The depressing reality is, I created my best piece of writing at the age of 15. Typical teenage existential angst drove me towards reading anything and everything related to WW2, and I wound up on a school trip to Auschwitz. I never studied history at school – well, the first couple of years we were forced to attend classes but all I can remember is a teacher who was either drunk or hungover, and my friend creating a poster entitled 'Roman Life was Hard' depicting a group of guys lining up miserably alongside what was meant to be a drawing of grain bins but looked suspiciously like a communal ablution facility.
That's it. That's what I remember from three years of History classes in a grammar school. Oh, and a line from a poem that had all these ideas about, 'When you are sick you are green/ When you are angry you are red' – that sort of thing – with the last line, 'And you have the cheek to call me coloured?' I thought at the time it was quite neat, but after three years in Africa you come to realise that people here who are coloured are damn insulted to be called anything other than coloured. I'm pretty sure the most useful thing I learned in school was how to use a band saw.
I read Rimbaud and Sartre the way kids today read 'Twilight' and 'Harry Potter'. Is it any wonder I produced such a perfect piece after my Auschwitz visit – wasted as part of my English Language GCSE Portfolio. It was the year after Diana died and we were all expected to write about how that made us feel; I informed my teacher that, lovely lady though I'm sure the self-titled 'People's Princess' was, I had no opinions whatsoever worth considering and would much rather choose my own topic. The poor guy had long ago concluded it was far easier just to let me have my way...
And now, thanks to the Internet and a hefty dose of good fortune, I earn my living by writing. Some of it is diabolical, it really is. Worse than the drivel I inflict on blog readers. This morning I wrote about China's only female monarch, Wu Zetian. Someone who loved poetry, and cheerfully killed a bunch of concubines in order to be successful. Oh, and her daughter (just incase she grew up to be an even more obnoxious, ambitious little tart). I think Lady Macbeth was modelled on her. Last week, I focussed on smartphones and how they have changed the work place. And Sappho, I wrote about Sappho.
When I wrote about Auschwitz, I didn't really care about the end product. I didn't know what 'alliteration' meant; I hadn't studied speeches and the art of rhetoric.
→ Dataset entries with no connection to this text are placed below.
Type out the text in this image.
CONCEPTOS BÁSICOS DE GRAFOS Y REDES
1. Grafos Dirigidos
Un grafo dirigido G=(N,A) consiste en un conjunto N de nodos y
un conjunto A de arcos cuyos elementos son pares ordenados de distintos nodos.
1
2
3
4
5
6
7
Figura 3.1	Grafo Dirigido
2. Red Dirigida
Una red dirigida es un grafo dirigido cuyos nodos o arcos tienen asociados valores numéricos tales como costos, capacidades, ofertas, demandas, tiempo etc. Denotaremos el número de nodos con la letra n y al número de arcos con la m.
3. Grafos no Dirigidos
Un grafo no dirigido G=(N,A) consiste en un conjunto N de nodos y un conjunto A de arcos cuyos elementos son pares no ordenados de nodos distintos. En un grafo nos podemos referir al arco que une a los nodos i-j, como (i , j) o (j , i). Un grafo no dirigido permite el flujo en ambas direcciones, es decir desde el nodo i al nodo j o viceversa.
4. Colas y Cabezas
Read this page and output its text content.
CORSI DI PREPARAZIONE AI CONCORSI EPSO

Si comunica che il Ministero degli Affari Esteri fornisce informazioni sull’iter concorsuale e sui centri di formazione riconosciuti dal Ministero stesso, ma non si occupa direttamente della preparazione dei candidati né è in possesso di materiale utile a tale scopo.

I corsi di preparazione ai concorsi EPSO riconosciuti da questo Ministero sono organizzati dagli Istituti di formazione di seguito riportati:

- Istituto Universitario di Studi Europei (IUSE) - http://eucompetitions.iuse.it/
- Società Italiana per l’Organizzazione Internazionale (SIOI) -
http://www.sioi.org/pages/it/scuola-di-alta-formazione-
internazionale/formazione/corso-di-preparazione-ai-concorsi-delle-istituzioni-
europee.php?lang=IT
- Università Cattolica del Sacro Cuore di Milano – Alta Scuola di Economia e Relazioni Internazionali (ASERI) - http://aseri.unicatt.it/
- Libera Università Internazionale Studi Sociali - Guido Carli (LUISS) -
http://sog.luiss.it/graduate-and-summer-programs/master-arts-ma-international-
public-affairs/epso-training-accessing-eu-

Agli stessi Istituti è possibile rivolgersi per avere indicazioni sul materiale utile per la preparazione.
A few years earlier I wrote a couple of poems, one of which was about child abuse and I am proud to say disturbed my psychologist mother to such an extent she charged off to the nearest Abuse Expert and begged their opinion. For none of these pieces did I, in theory, know what I was doing – I just wrote what flowed from the pen.
I'm worried that I've lost that ability, irretrievably. The chance to perfectly capture a moment, to weigh words against each other somewhere inside of me, to know instinctively how something should be. I taught myself to read – I don't remember doing this, and my mother certainly doesn't remember teaching me, but she knows I picked up a book one day and read it aloud. Formal education is something that is supposed to expand our horizons but all it has done is limit mine. It forces us into ever tighter corners, limiting our possibilities and futures and dreams. It stamps out creativity and difference and originality because these are 'difficult' for teachers to deal with. As long as we allow teachers into our classrooms who are scared to encounter a student smarter than themselves, the education system is fundamentally flawed.
I've struggled to end this – education and writing are both subjects close to my heart and I could produce reams on either. But I think I'll close with the words of Ken Robinson; if you haven't yet seen his TED talks then go there immediately. I just wish that governments would acknowledge the importance of what he is saying and make the changes before it is too late – before we have created a system whereby nobody cares any more, and nobody sees anything wrong with the way things are.
“Imagination is the source of every form of human achievement. And it's the one thing that I believe we are systematically jeopardising in the way we educate our children and ourselves.”